A letter to the young American
I am 26 years old, an American citizen, and I am fearful for the future of my country. Allow me to explain.
I would be foolish to say I understand all of the minute details of the current healthcare bill awaiting passage in our Congress. It would be foolish to say I fully understand all of the moving parts necessary to get our economy back on track. It would be foolish to say I fully understand what President Obama has planned for our country.
However, I am not foolish. I am paying attention. Unlike any generation before, young Americans are paying attention. We cannot ignore the state of our present any longer. We are concerned for the future of America, but many of us see the future quite differently. We wonder how our generation’s respective “American Dream” will play itself out.
I graduated from high school after the “Dot-Com Bubble” had burst. President George W. Bush had been in office for little more than four months when I wore my first cap and gown. I wore what was likely my final cap and gown last May, and President Obama had been in office a mere four months. Each of these men spent their first year in office under extreme scrutiny, one enduring a serious terrorism attack from abroad, the other taking office in the midst of the worst financial crisis in decades.
These men were met with extraordinary challenges. However, the challenge facing America today is more than an economic downturn or the rising price of gasoline. It is more than terrorist threats or depleted retirement accounts. It is a problem of understanding. It is a problem of history. Edmund Burke, the British philosopher said, “Those who don’t know history are destined to repeat it.”
Not only are we uneducated in our own history, but we have learned nothing from others that have gone before us. We have the information at our fingertips, and we choose to ignore it. Americans are frightened, there is no question. We are concerned about where we will work and how we will pay our bills. We wonder how we will provide coverage for our families’ health needs. We are burdened with debt, both personally and as a Nation.
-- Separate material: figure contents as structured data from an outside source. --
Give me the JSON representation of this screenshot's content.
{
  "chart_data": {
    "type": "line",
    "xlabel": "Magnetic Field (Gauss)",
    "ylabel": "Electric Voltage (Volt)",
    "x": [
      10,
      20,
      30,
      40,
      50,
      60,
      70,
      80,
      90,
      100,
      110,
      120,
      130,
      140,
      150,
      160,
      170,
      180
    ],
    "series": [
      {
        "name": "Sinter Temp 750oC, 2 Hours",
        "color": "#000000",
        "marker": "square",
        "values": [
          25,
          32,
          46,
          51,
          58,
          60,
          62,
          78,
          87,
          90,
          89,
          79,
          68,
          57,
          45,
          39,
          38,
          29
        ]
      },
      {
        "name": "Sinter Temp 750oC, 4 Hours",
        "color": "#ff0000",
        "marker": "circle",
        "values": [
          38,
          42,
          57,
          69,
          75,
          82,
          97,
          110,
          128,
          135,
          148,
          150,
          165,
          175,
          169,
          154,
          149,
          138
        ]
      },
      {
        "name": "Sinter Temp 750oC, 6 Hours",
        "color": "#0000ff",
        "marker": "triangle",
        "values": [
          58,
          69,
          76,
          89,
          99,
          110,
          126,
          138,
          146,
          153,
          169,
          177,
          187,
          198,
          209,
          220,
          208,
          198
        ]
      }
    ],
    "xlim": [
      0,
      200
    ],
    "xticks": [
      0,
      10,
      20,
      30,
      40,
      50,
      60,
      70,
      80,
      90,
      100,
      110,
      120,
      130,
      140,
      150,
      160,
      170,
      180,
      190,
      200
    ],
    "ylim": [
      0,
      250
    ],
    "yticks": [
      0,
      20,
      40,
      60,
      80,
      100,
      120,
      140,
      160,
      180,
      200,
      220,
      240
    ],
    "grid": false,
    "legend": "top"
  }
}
We are searching for answers, but we are looking in the wrong place. Government involvement is seldom the answer, and certainly not in this instance. Waste and is their modus operandi. We have seen where these choices will lead. We know what happens when nations not only allow but encourage their governments to take more control of their lives, when they allow government to dictate freedoms, when they expect their government to provide for them. These lessons are readily available to us, yet we ignore them.
The reasons are simple: dependence is easy, independence is hard. Apathy is easy, interest is hard. Lethargy is easy, vitality is hard. Indifference is easy, involvement is hard. My generation claims interest and independence, vitality and involvement. However, at best we are misguided and misled.
Independence is not the option to refuse our own liberties, but the task of remaining free to choose for ourselves. Interest is not watching “The Daily Show” or FoxNews, it is educating ourselves in the matters of our country. Vitality is not a bumper sticker of support, it is living and breathing our freedoms. Involvement is not pushing a button in the voting booth and checking back in four years later, it is a continuous study of the current state of affairs.
We are in this position because we have allowed it. Governments do not accumulate trillions in debt overnight. Households do not find themselves facing foreclosure overnight. This process began long ago, but that matters little to me. My generation will have no one to blame but ourselves if we continue our descent into dependence. The choice is ours to make. I fear some have already made their decision, and there will be no correcting it in the end. If Americans choose dependence over independence, it will take a literal revolution to return to independence.